I think my comments yesterday morning about ridding myself of a sizable portion of my books elicited more response than anything I've written in this blog since I was wasting so much time mouthing of about Baby Bush's search for non-existent WOMDs in Iraq. Really, trust me, I'm not going to be throwing the books out. That's not what I meant. I wouldn't do that. They'll all be passed along to various friends and acquaintances, with a few going to used bookstores, and whatever's left going to Goodwill/Salvation Army/local public libraries. I do not throw books away. Also, while I very much appreciate the offers I've received from people willing to take them, the logistics of mailing so many books to so many people in so many different places would be far too time-consuming and expensive. But thank you, anyway. Now you can all stop worrying about my exiled books.

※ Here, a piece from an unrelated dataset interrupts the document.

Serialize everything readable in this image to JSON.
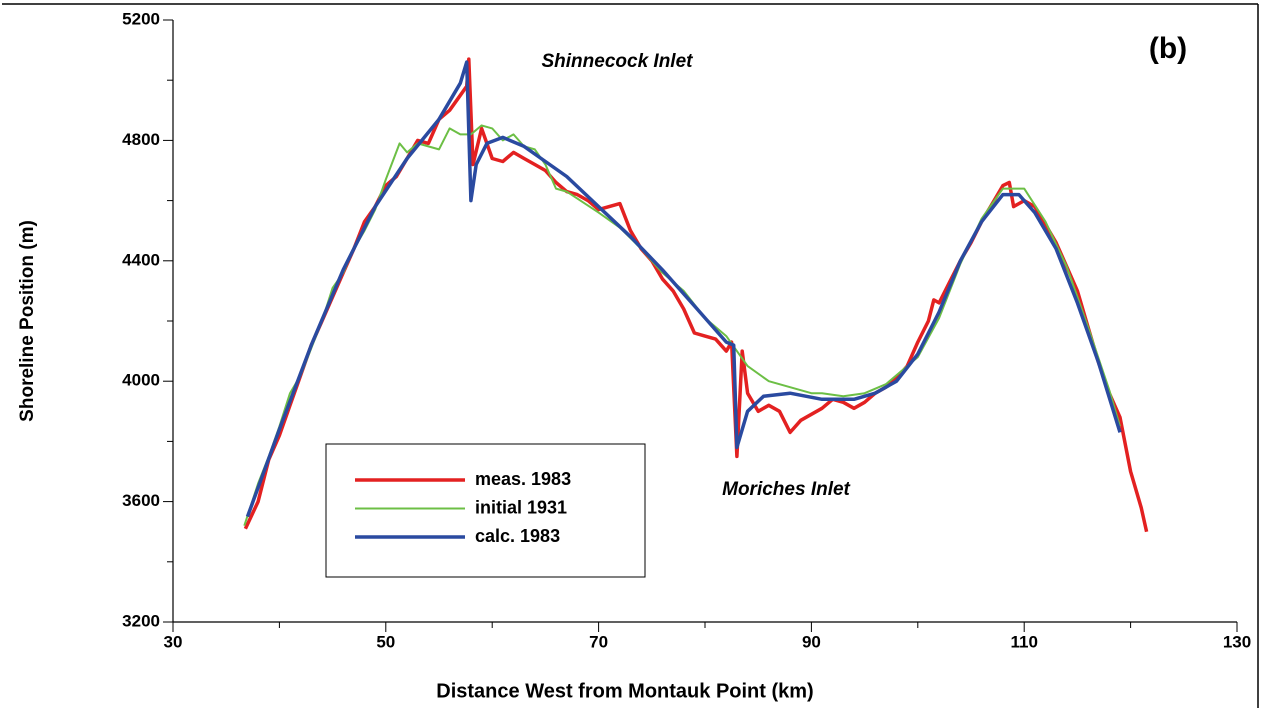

We finished with Season Three of The Sopranos last night. The show is brilliant, but, ultimately, I'm afraid it only serves to demonstrate how the medium of television, which really can deliver first-rate fiction, is generally wasted on the most purile crap. We'll watch Season Four next, and hopefully by the time we're done with that, Season Two of Six Feet Under will be available on DVD. After The Sopranos, I played Jak II until almost 3:30, having finally bested that frelling tank in the Baron's ammo dump and moved along to bigger things.
I got a very funny e-mail from my mother yesterday afternoon (yes, I really do have a mother), which I thought I'd pass along:
We made it back from Louisville yesterday afternoon. The only good thing I can say about the Kentucky Derby is that I picked the right horse to win. I bet $5 on Smarty Jones to win--and he did. I won $36. I was the only one in our group to bet on him.
The weather was horrible. I got caught in a press of people trying to get inside out of a thunderstorm and was almost squooshed and drowned. By the time I finally made it inside, the storm was over. Vann had gone to get a hot dog and was not so caught. There were 140,00 people there, I think. And 139,000 of them were drunk or crazy. There were people in all stages of dress and undress. The cops were filling paddy wagons as fast as they could bring them in. It was fun seeing all the different hats (women wear hats to Derby), but I'm not sure it was worth the physical stress to see them. Rating the experience, I'd have to say that I'd much prefer being bound hand and foot and staked to a fire-ant bed. I expected something much more sophisticated, I guess. What I got was a NASCAR crowd on mint juleps. I was sooooo happy to get home.